Devon

9 3 1
                                    

Przez resztę wczorajszego dnia nikt nie miał zamiaru wychodzić ze swoich pokoi, a co dopiero rozmawiać. Większość czasu przeleżałem, ponieważ po bójce nie miałem siły ani fizycznych, ani psychicznych, żeby się gdziekolwiek ruszyć. Byłem wdzięczny Night, że przynosiła mi coś do picia, a także obiad, kiedy wybiła godzina na jego spożycie. Co prawda nie mówiła nic wtedy, jednak widziałem w jej tęczówkach troskę pomieszaną ze złością, bo jednak nadal była na nas wkurzona za to, co się wydarzyło z samego rana.

I tak jak mówiła, przez całą noc ból spowodowany siniakami i zadrapaniami, nie pozwalał mi spokojnie znaleźć dobrej pozycji, a nawet jeśli ją znajdowałem, to i tak w pojedynczych miejscach ból tak promieniował, że nie pozwalał mi zasnąć.

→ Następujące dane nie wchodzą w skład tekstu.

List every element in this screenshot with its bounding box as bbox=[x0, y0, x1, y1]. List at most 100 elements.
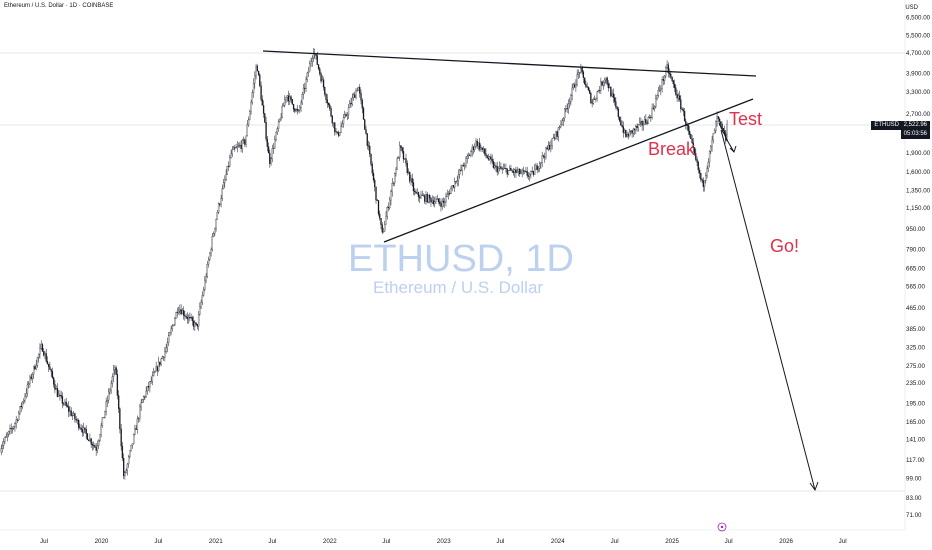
candle-body bbox=[317, 64, 320, 69]
candle-body bbox=[374, 179, 376, 187]
candle-body bbox=[291, 98, 293, 105]
candle-body bbox=[707, 161, 709, 169]
candle-body bbox=[332, 122, 335, 124]
candle-body bbox=[287, 95, 290, 102]
candle-body bbox=[479, 142, 481, 150]
candle-body bbox=[504, 168, 506, 169]
candle-body bbox=[10, 428, 12, 430]
candle-body bbox=[597, 90, 600, 93]
candle-body bbox=[195, 322, 197, 325]
candle-body bbox=[696, 159, 698, 163]
candle-body bbox=[556, 131, 558, 137]
candle-body bbox=[430, 198, 432, 203]
candle-body bbox=[692, 142, 694, 148]
candle-body bbox=[252, 83, 255, 93]
candle-body bbox=[164, 351, 166, 358]
candle-body bbox=[60, 395, 62, 397]
candle-body bbox=[617, 108, 620, 118]
y-tick-label: 565.00 bbox=[906, 283, 925, 290]
candle-body bbox=[261, 99, 263, 106]
candle-body bbox=[11, 428, 14, 430]
candle-body bbox=[620, 120, 622, 126]
event-marker-icon[interactable] bbox=[717, 522, 727, 532]
candle-body bbox=[20, 406, 22, 408]
candle-body bbox=[608, 86, 611, 89]
candle-body bbox=[397, 157, 400, 159]
candle-body bbox=[486, 155, 488, 159]
currency-label: USD bbox=[905, 5, 918, 11]
candle-body bbox=[108, 391, 110, 401]
candle-body bbox=[655, 98, 657, 107]
candle-body bbox=[429, 195, 431, 199]
candle-body bbox=[642, 124, 645, 126]
candle-series bbox=[0, 48, 728, 480]
candle-body bbox=[302, 87, 305, 95]
candle-body bbox=[124, 472, 126, 477]
candle-body bbox=[436, 198, 438, 200]
candle-body bbox=[104, 411, 106, 418]
candle-body bbox=[670, 73, 672, 78]
candle-body bbox=[18, 412, 20, 421]
candle-body bbox=[56, 388, 59, 397]
candle-body bbox=[683, 111, 686, 122]
candle-body bbox=[500, 166, 502, 169]
candle-body bbox=[637, 124, 640, 128]
y-tick-label: 1,350.00 bbox=[906, 187, 931, 194]
candle-body bbox=[586, 86, 588, 88]
candle-body bbox=[606, 77, 608, 84]
candle-body bbox=[381, 224, 383, 233]
candle-body bbox=[199, 306, 201, 315]
candle-body bbox=[379, 213, 381, 219]
candle-body bbox=[214, 227, 216, 234]
upper-trendline bbox=[262, 50, 757, 77]
candle-body bbox=[592, 98, 595, 104]
candle-body bbox=[0, 448, 2, 453]
candle-body bbox=[66, 405, 69, 407]
candle-body bbox=[615, 101, 617, 108]
y-tick-label: 1,150.00 bbox=[906, 205, 931, 212]
candle-body bbox=[446, 194, 448, 197]
y-tick-label: 165.00 bbox=[906, 419, 925, 426]
candle-body bbox=[369, 145, 371, 155]
candle-body bbox=[668, 72, 671, 75]
candle-body bbox=[8, 431, 10, 435]
candle-body bbox=[571, 87, 573, 96]
candle-body bbox=[174, 318, 176, 326]
candle-body bbox=[452, 185, 455, 188]
candle-body bbox=[625, 130, 627, 137]
candle-body bbox=[134, 428, 136, 435]
candle-body bbox=[474, 146, 476, 151]
candle-body bbox=[409, 171, 411, 182]
candle-body bbox=[277, 121, 280, 129]
candle-body bbox=[702, 180, 704, 187]
candle-body bbox=[489, 156, 491, 160]
candle-body bbox=[201, 295, 204, 303]
candle-body bbox=[382, 231, 385, 233]
candle-body bbox=[351, 97, 353, 105]
candle-body bbox=[58, 394, 60, 397]
candle-body bbox=[297, 109, 300, 111]
y-tick-label: 83.00 bbox=[906, 495, 922, 502]
candle-body bbox=[144, 396, 146, 398]
y-tick-label: 465.00 bbox=[906, 305, 925, 312]
candle-body bbox=[236, 146, 238, 148]
candle-body bbox=[103, 417, 105, 419]
candle-body bbox=[451, 185, 453, 189]
candle-body bbox=[246, 124, 248, 137]
candle-body bbox=[340, 126, 342, 133]
candle-body bbox=[15, 419, 17, 424]
candle-body bbox=[366, 133, 368, 146]
candle-body bbox=[391, 183, 393, 192]
candle-body bbox=[576, 74, 578, 85]
candle-body bbox=[450, 188, 452, 195]
y-tick-label: 325.00 bbox=[906, 344, 925, 351]
candle-body bbox=[169, 332, 171, 336]
candle-body bbox=[454, 181, 456, 188]
candle-body bbox=[653, 106, 656, 109]
candle-body bbox=[364, 119, 366, 130]
candle-body bbox=[512, 170, 515, 173]
candle-body bbox=[180, 309, 182, 315]
candle-body bbox=[384, 224, 386, 232]
candle-body bbox=[464, 165, 466, 167]
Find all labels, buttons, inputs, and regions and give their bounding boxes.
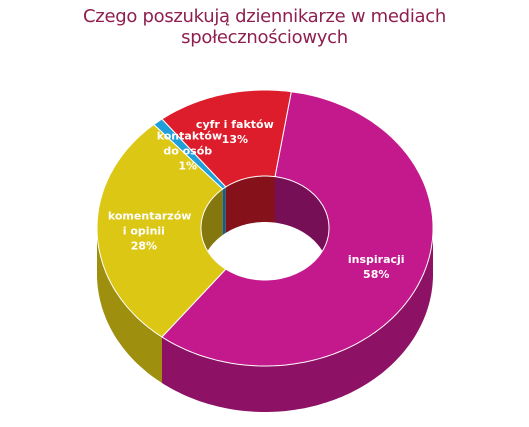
category-label: komentarzów i opinii [107,209,192,238]
slice-label: cyfr i faktów 13% [185,117,285,147]
slice-label: kontaktów do osób 1% [156,129,223,174]
slice-outer-side [162,228,433,412]
slice-inner-side [225,176,275,233]
slice-inner-side [275,176,329,274]
value-label: 28% [130,239,158,253]
value-label: 1% [178,159,198,173]
category-label: cyfr i faktów [195,117,274,131]
slice-label: komentarzów i opinii 28% [107,209,192,254]
slice [161,89,292,188]
slice-label: inspiracji 58% [336,252,416,282]
category-label: inspiracji [347,253,405,267]
value-label: 13% [221,132,249,146]
category-label: kontaktów do osób [156,129,223,158]
slice-outer-side [97,228,162,383]
chart-title: Czego poszukują dziennikarze w mediach s… [83,6,446,48]
value-label: 58% [363,268,390,282]
slice-inner-side [222,186,226,235]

Dopiero, kiedy na podwórku zaczynało świtać, usnąłem na jakieś dwadzieścia minut. Jednak w trakcie tej drzemki, moje koszmary znowu się pojawiły, tylko z tą różnicą, że ten był jakiś dziwny, niewyraźny oraz za bardzo tajemniczy.

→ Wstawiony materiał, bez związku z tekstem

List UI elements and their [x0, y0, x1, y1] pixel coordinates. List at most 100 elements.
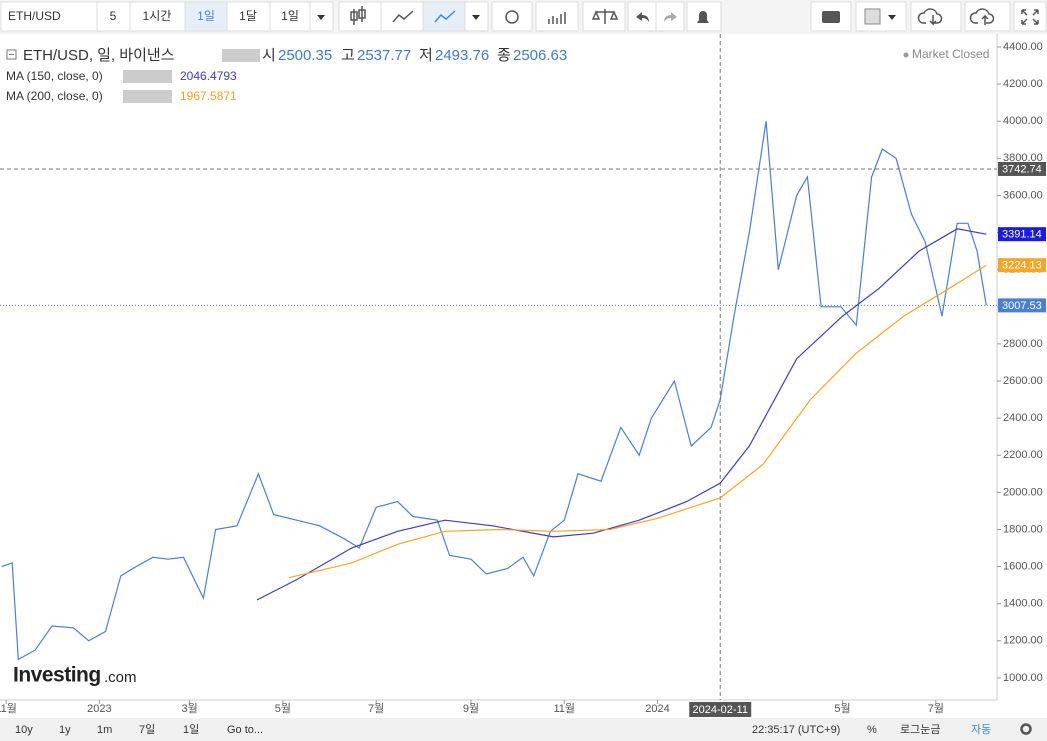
- interval: 1달: [239, 9, 257, 23]
- crosshair-price: 3742.74: [1002, 163, 1042, 175]
- line-icon: [434, 10, 456, 23]
- caret: [472, 15, 480, 20]
- crosshair-date: 2024-02-11: [692, 704, 747, 716]
- indicator-button[interactable]: [535, 1, 579, 32]
- y-tick-label: 1400.00: [1003, 598, 1043, 610]
- ohlc-label: 저: [419, 47, 433, 64]
- collapse-box[interactable]: [6, 49, 17, 60]
- price-tag-bg: [998, 227, 1046, 242]
- scale-icon: [591, 9, 619, 24]
- x-tick-label: 7월: [368, 702, 384, 715]
- price-line: [1, 121, 987, 661]
- bell-icon: [697, 11, 709, 23]
- y-tick-label: 2600.00: [1003, 375, 1043, 387]
- caret: [888, 15, 896, 20]
- range-button[interactable]: 1일: [183, 722, 199, 736]
- range-button[interactable]: 1y: [59, 724, 71, 736]
- cloud-icon: [917, 8, 943, 26]
- range-button[interactable]: 7일: [139, 722, 155, 736]
- symbol-box[interactable]: [0, 1, 98, 32]
- ohlc-label: 고: [341, 47, 355, 64]
- fullscreen-icon: [1021, 9, 1039, 25]
- ma-value: 2046.4793: [180, 69, 237, 83]
- interval: 1일: [281, 9, 299, 23]
- x-tick-label: 11월: [0, 702, 17, 715]
- interval-button[interactable]: [96, 1, 131, 32]
- logo-suffix: .com: [104, 669, 137, 686]
- candle-button[interactable]: [338, 1, 382, 32]
- x-tick-label: 11월: [553, 702, 575, 715]
- redo-icon: [664, 12, 677, 22]
- candle-icon: [350, 6, 366, 25]
- logo: Investing: [13, 664, 101, 687]
- interval-button[interactable]: [226, 1, 271, 32]
- legend-tools[interactable]: [123, 90, 172, 103]
- y-tick-label: 1000.00: [1003, 672, 1043, 684]
- interval-button-selected[interactable]: [184, 1, 228, 32]
- percent-toggle[interactable]: %: [867, 724, 877, 736]
- x-tick-label: 5월: [834, 702, 850, 715]
- y-tick-label: 2000.00: [1003, 486, 1043, 498]
- y-tick-label: 4200.00: [1003, 78, 1043, 90]
- fullscreen-button[interactable]: [1013, 1, 1047, 32]
- legend-tools[interactable]: [222, 49, 260, 62]
- ohlc-label: 종: [497, 47, 511, 64]
- crosshair-price-bg: [998, 161, 1046, 176]
- price-tag: 3391.14: [1002, 229, 1042, 241]
- bottom-controls: 10y 1y 1m 7일 1일 Go to... 22:35:17 (UTC+9…: [15, 722, 1032, 736]
- legend: ETH/USD, 일, 바이낸스 시 2500.35 고 2537.77 저 2…: [6, 47, 989, 103]
- x-tick-label: 5월: [275, 702, 291, 715]
- y-tick-label: 2200.00: [1003, 449, 1043, 461]
- settings-button[interactable]: [491, 1, 533, 32]
- gear-icon: [505, 10, 519, 24]
- ma-label: MA (150, close, 0): [6, 69, 103, 83]
- plot: [0, 34, 1001, 704]
- legend-title: ETH/USD, 일, 바이낸스: [23, 47, 175, 64]
- goto-button[interactable]: Go to...: [227, 724, 263, 736]
- y-tick-label: 2400.00: [1003, 412, 1043, 424]
- crosshair-date-bg: [689, 702, 752, 717]
- bottom-bar: [0, 718, 1047, 741]
- interval: 5: [110, 9, 117, 23]
- interval-button[interactable]: [269, 1, 311, 32]
- log-toggle[interactable]: 로그눈금: [900, 723, 940, 736]
- camera-icon: [822, 11, 840, 23]
- interval-button[interactable]: [129, 1, 186, 32]
- y-tick-label: 3800.00: [1003, 152, 1043, 164]
- y-tick-label: 4400.00: [1003, 41, 1043, 53]
- range-button[interactable]: 10y: [15, 724, 33, 736]
- price-tag: 3224.13: [1002, 260, 1042, 272]
- y-tick-label: 1800.00: [1003, 523, 1043, 535]
- price-tag-bg: [998, 258, 1046, 273]
- cloud-upload[interactable]: [964, 1, 1011, 32]
- compare-button[interactable]: [582, 1, 626, 32]
- settings-icon[interactable]: [1020, 723, 1032, 735]
- ohlc-value: 2500.35: [278, 47, 332, 64]
- ohlc-value: 2506.63: [513, 47, 567, 64]
- interval: 1일: [197, 9, 215, 23]
- auto-toggle[interactable]: 자동: [971, 723, 991, 736]
- area-icon: [392, 10, 414, 23]
- x-tick-label: 9월: [463, 702, 479, 715]
- ohlc-label: 시: [262, 47, 276, 64]
- x-tick-label: 3월: [181, 702, 197, 715]
- ma-label: MA (200, close, 0): [6, 89, 103, 103]
- ohlc-value: 2537.77: [357, 47, 411, 64]
- indicator-icon: [548, 12, 566, 24]
- y-tick-label: 2800.00: [1003, 338, 1043, 350]
- interval: 1시간: [143, 9, 172, 23]
- color-swatch: [864, 8, 881, 25]
- ma-value: 1967.5871: [180, 89, 237, 103]
- ma-line: [288, 264, 987, 579]
- caret: [317, 15, 325, 20]
- price-tag: 3007.53: [1002, 300, 1042, 312]
- cloud-icon: [969, 8, 995, 25]
- legend-tools[interactable]: [123, 70, 172, 83]
- tool-icons: [338, 1, 1047, 32]
- y-tick-label: 3600.00: [1003, 189, 1043, 201]
- range-button[interactable]: 1m: [97, 724, 112, 736]
- market-status: Market Closed: [912, 47, 989, 61]
- undo-button[interactable]: [627, 1, 657, 32]
- color-button[interactable]: [855, 1, 907, 32]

Postacie w nim występujące były całe czarne, bez wyrazu twarzy, jednak słyszałem jak coś mówią lub szepczą, ale nie mogłem usłyszeć co. Szedłem pod prąd tych czarnych postaci, które mnie potrącały, przez co parę razy upadałem, ale wstawałem i dalej szedłem, szedłem w stronę białego światła. I kiedy byłem już blisko, te czarne postacie zaczęły zawracać po to, żeby mnie stamtąd zabrać. Szarpały, ciągnęły, a także zdarzało się, że mnie zaczynały bić. Starałem się wyrwać im, jednak ich było więcej, przez co zacząłem odczuwać zmęczenie i ból, który w realnym świecie, był bólem po walce. Dopiero teraz zacząłem słyszeć słowa, jakie wypowiadają: "Nie powinieneś był się zgłaszać na lider", " Jesteś śmieciem, już twój brat lepiej jest postawiony, a ty? A ty jesteś tylko nic nie wartym ścierwem", "Jesteś niczym", " Śmieć" i wiele, wiele innych.

Sen skończył się w momencie, kiedy jasnego światła prawie przestałem widzieć, a jedynie usłyszałem następujące słowa:

-Walka z ciemnością zawsze jest trudna i zawsze są dwa wybory: albo pozwolisz, żeby w ciebie wstąpiła i owładnęła, albo zwyciężysz nad nią, udowadniając, że jesteś tego godzien...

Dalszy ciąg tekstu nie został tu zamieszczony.